Salí del hospital y el sol de la tarde me golpeó la cara, un sol brillante y cruel que no tenía nada que ver con la oscuridad que se había instalado dentro de mí.
Hoy era nuestro aniversario. Diez años.
Ricardo y yo.
Conduje a casa, a la casa que habíamos construido juntos, llena de sus trofeos de chef y mis bocetos de murales. El aire olía a pintura fresca y a soledad. Sobre la mesa del comedor, dos copas y una botella de vino esperaban. Esperaban por él.
Pero Ricardo no estaba.
Las horas pasaron lentas, cada tic-tac del reloj era un martillo golpeando mi cráneo. La noche cayó y la casa se volvió más fría. Él no llamaba.
Encendí mi celular, un impulso estúpido, masoquista. Abrí Instagram.
Y ahí estaba.
La primera foto me dejó sin aliento. Era Ricardo, sonriendo, con esa sonrisa que antes era solo para mí. A su lado, una chica mucho más joven, con el cabello brillante y los ojos llenos de una ambición que reconocí al instante. Era Sofía, la influencer de moda, la que probaba platillos y los calificaba con emojis.
Pero no fue la sonrisa lo que me rompió. Fue su mano. En el dedo anular de Sofía brillaba un anillo, un diseño de plata con una pequeña turquesa.
Mi anillo.
El que Ricardo me había regalado en nuestro primer viaje a Oaxaca, el que yo había perdido hace dos meses y que él juró ayudarme a buscar.
Mentira. Todo era una mentira.
Deslicé el dedo por la pantalla, temblando. Había más fotos. Un video de ellos brindando en el restaurante de Ricardo, el mismo donde yo debería estar celebrando nuestro aniversario. El texto de la publicación de Sofía era un veneno dulce: "Celebrando el amor y los nuevos comienzos con el mejor chef del mundo. Te amo, Ricardo."
Los comentarios eran un coro de felicitaciones y corazones.
Mi mundo se desmoronó.
Busqué su número y marqué. El tono de llamada sonaba lejano, como si viniera de otro planeta. Finalmente, contestó. Su voz era impaciente, molesta.
"¿Qué quieres, Ximena? Estoy ocupado."
"Feliz aniversario, Ricardo."
Mi voz sonó hueca, extraña.
Hubo un silencio. Pude oír la música y las risas de fondo.
"Ah, eso. Se me olvidó. Surgió algo importante."
"Vi las fotos," dije, incapaz de contener más el temblor en mi voz. "Con Sofía. Con mi anillo."
Él soltó una risa, una risa corta y despectiva que me heló la sangre.
"Por favor, Ximena, no seas dramática. Ya no somos los mismos. Mírate, siempre cansada, siempre enferma. Necesito a alguien con vida, con energía."

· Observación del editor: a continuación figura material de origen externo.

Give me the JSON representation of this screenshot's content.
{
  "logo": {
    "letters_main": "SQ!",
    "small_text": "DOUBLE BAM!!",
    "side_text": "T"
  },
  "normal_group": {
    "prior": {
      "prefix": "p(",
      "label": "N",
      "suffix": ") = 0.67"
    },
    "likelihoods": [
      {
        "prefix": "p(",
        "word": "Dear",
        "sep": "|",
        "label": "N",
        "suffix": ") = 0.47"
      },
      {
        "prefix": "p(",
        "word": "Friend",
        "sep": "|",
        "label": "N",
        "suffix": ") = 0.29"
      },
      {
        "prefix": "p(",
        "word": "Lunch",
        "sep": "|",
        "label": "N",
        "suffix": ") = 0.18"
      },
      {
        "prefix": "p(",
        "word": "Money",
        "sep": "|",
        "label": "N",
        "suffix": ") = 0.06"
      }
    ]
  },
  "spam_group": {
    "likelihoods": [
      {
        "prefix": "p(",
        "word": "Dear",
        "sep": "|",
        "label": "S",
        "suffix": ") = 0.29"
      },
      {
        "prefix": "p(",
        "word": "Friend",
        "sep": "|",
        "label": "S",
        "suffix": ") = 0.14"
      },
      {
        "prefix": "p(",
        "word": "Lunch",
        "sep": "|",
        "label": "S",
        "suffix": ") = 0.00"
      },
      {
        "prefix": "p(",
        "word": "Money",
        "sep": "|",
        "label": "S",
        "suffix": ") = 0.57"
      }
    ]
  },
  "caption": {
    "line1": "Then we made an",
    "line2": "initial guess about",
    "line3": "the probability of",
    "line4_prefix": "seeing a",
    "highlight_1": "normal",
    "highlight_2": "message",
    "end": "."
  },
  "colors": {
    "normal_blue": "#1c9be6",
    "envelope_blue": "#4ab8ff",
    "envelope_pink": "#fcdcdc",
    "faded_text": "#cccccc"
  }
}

"Tengo treinta y cinco años, Ricardo."
"Y ella tiene veintitrés," replicó, como si eso lo explicara todo. "Es el futuro. Lo nuestro... ya fue."
Cada palabra era un golpe. Sentí una punzada aguda en el abdomen, un dolor tan intenso que me dobló por la mitad. Dejé caer el teléfono, que rebotó en la alfombra. Me acurruqué en el suelo, abrazando mi cuerpo, mientras el dolor me consumía. Él ni siquiera se dio cuenta. Probablemente ya había colgado para volver a su celebración.
Sola, en el suelo de mi casa vacía, en mi aniversario, supe dos cosas con una certeza aterradora: me estaba muriendo y ya estaba completamente sola.
Pasaron los días. El dolor físico iba y venía, pero el dolor del alma era constante. Una tarde, mientras caminaba sin rumbo por mi colonia, vi una caja de cartón abandonada junto a un bote de basura. Dentro, un pequeño gato, no más que un cachorro, temblaba de frío y miedo. Sus costillas se marcaban bajo un pelaje gris y sucio.
Nuestros ojos se encontraron.
Vi en él el mismo abandono, la misma fragilidad que sentía en mí.
Lo levanté con cuidado, su cuerpo diminuto apenas pesaba. Metí la caja bajo mi brazo y lo llevé a casa. En medio de la ruina de mi vida, había encontrado a alguien más roto que yo. Le puse de nombre Mezcal, por el agave que tanto amaba y que crecía en nuestro jardín, un jardín que ahora se sentía como un recuerdo de otro tiempo.
Esa noche, por primera vez en semanas, no lloré. Me quedé dormida con el suave ronroneo de Mezcal en mi pecho.